Many catalysts consist of metal nanoparticles anchored to the surfaces of oxide supports. These are key elements in technologies for the clean production and use of fuels and chemicals. We show here that the chemical reactivity of the surface metal atoms on these nanoparticles is closely related to their chemical potential: the higher their chemical potential, the more strongly they bond to small adsorbates. Controlling their chemical potential by tuning the structural details of the material can thus be used to tune their reactivity. As their chemical potential increases, this also makes the metal surface less noble, effectively pushing its behavior upwards and to the left in the periodic table. Also, when the metal atoms are in a nanoparticle with higher chemical potential, they experience a larger thermodynamic driving force to sinter. Calorimetric measurements of metal vapor adsorption energies onto clean oxide surfaces in ultrahigh vacuum show that the chemical potential increases with decreasing particle size below 6 nm, and, for a given size, decreases with the adhesion energy between the metal and its support, Eadh. The structural factors that control the metal/oxide adhesion energy are thus also keys for tuning catalytic performance. For a given oxide, Eadh increases with (deltaHsub,M--deltaHf,MOx)/OmegaM2/3 for the metal, where deltaHsub,M is its heat of sublimation, deltaHf,MOx is the standard heat of formation of that metal's most stable oxide (per mole of metal), and OmegaM is the atomic volume of the bulk solid metal. The value deltaHsub,M--deltaHf,MOx equals the heat of formation of that metal's oxide from a gaseous metal atom plus O2(g), so it reflects the strength of the chemical bonds which that metal atom can make to oxygen, and OmegaM2/3 simply normalizes this energy to the area per metal atom, since Eadh is the adhesion energy per unit area. For a given metal, Eadh to different clean oxide surfaces increases as: MgO(100) approximately TiO2(110) < or = alpha-Al2O3(0001) < CeO2-x(111) < or = Fe3O4(111). Oxygen vacancies also increase Eadh, but surface hydroxyl groups appear to decrease Eadh, even though they increase the initial heat of metal adsorption.
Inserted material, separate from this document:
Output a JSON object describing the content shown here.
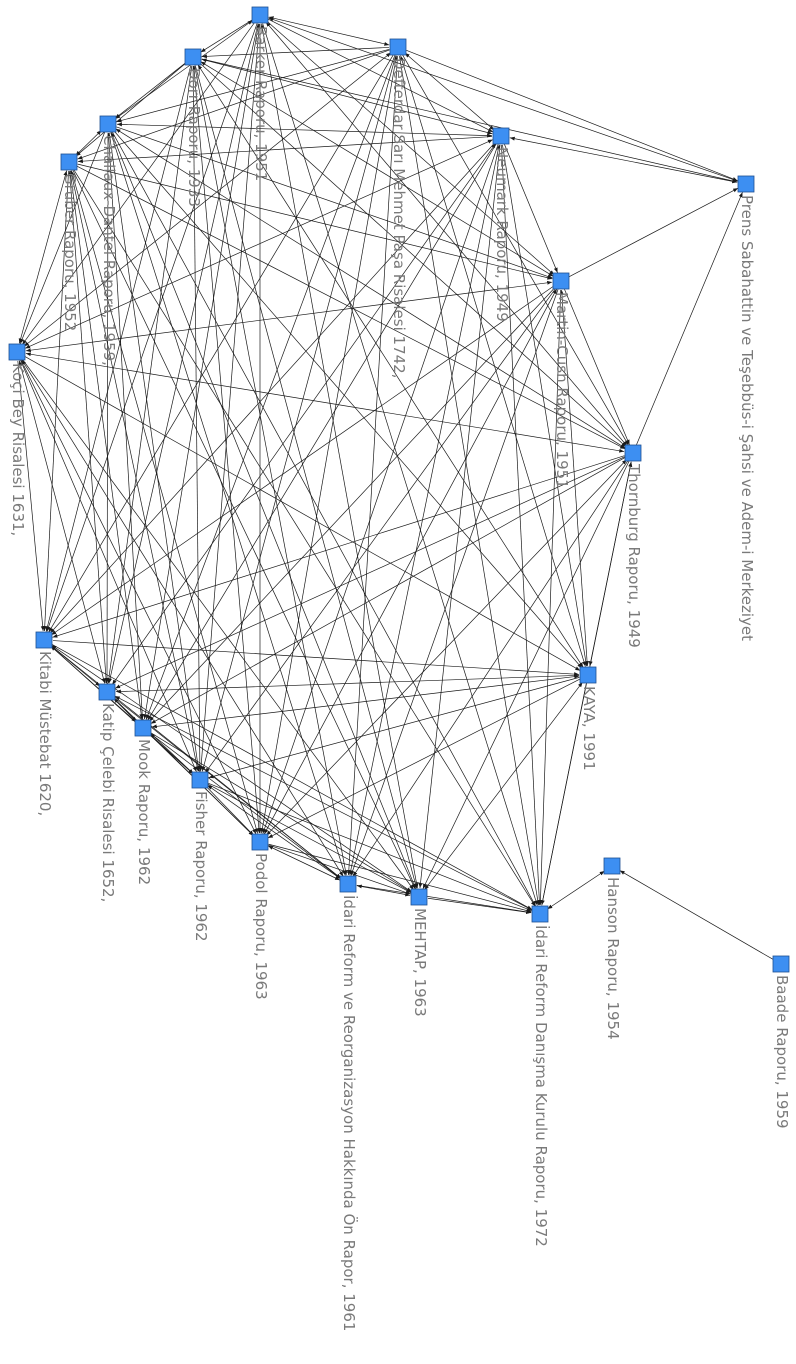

许多催化剂由金属纳米粒子锚定在氧化物载体的表面组成。这些是燃料和化学品清洁生产和使用技术的关键要素。我们在这里表明,这些纳米粒子表面金属原子的化学活性与其化学势密切相关:化学势越高,它们与小吸附物的结合就越强。通过调整材料的结构细节来控制其化学势,可以用来调节它们的反应性。随着化学势的增加,金属表面也变得不那么惰性,有效地将其行为向上推并向左推到元素周期表中。此外,当金属原子处于具有较高化学势的纳米粒子中时,它们经历更大的烧结热力学驱动力。在超高真空下测量金属蒸气吸附能到清洁氧化物表面的量热法表明,化学势在粒径小于 6nm 时随粒径减小而增加,并且对于给定尺寸,随金属与其载体之间的粘附能 Eadh 减小而减小。控制金属/氧化物粘附能的结构因素因此也是调节催化性能的关键。对于给定的氧化物,Eadh 随金属的 (deltaHsub,M--deltaHf,MOx)/OmegaM2/3 增加,其中 deltaHsub,M 是其升华热,deltaHf,MOx 是该金属最稳定氧化物的标准生成热(每摩尔金属),OmegaM 是块状固体金属的原子体积。值 deltaHsub,M--deltaHf,MOx 等于从气态金属原子和 O2(g)形成该金属氧化物的生成热,因此它反映了该金属原子与氧形成化学键的强度,并且 OmegaM2/3 将该能量归一化为每个金属原子的面积,因为 Eadh 是单位面积的粘附能。对于给定的金属,Eadh 到不同的清洁氧化物表面的增加顺序为:MgO(100)~TiO2(110)<=alpha-Al2O3(0001)<CeO2-x(111)<=Fe3O4(111)。氧空位也会增加 Eadh,但表面羟基似乎会降低 Eadh,尽管它们会增加金属吸附的初始热。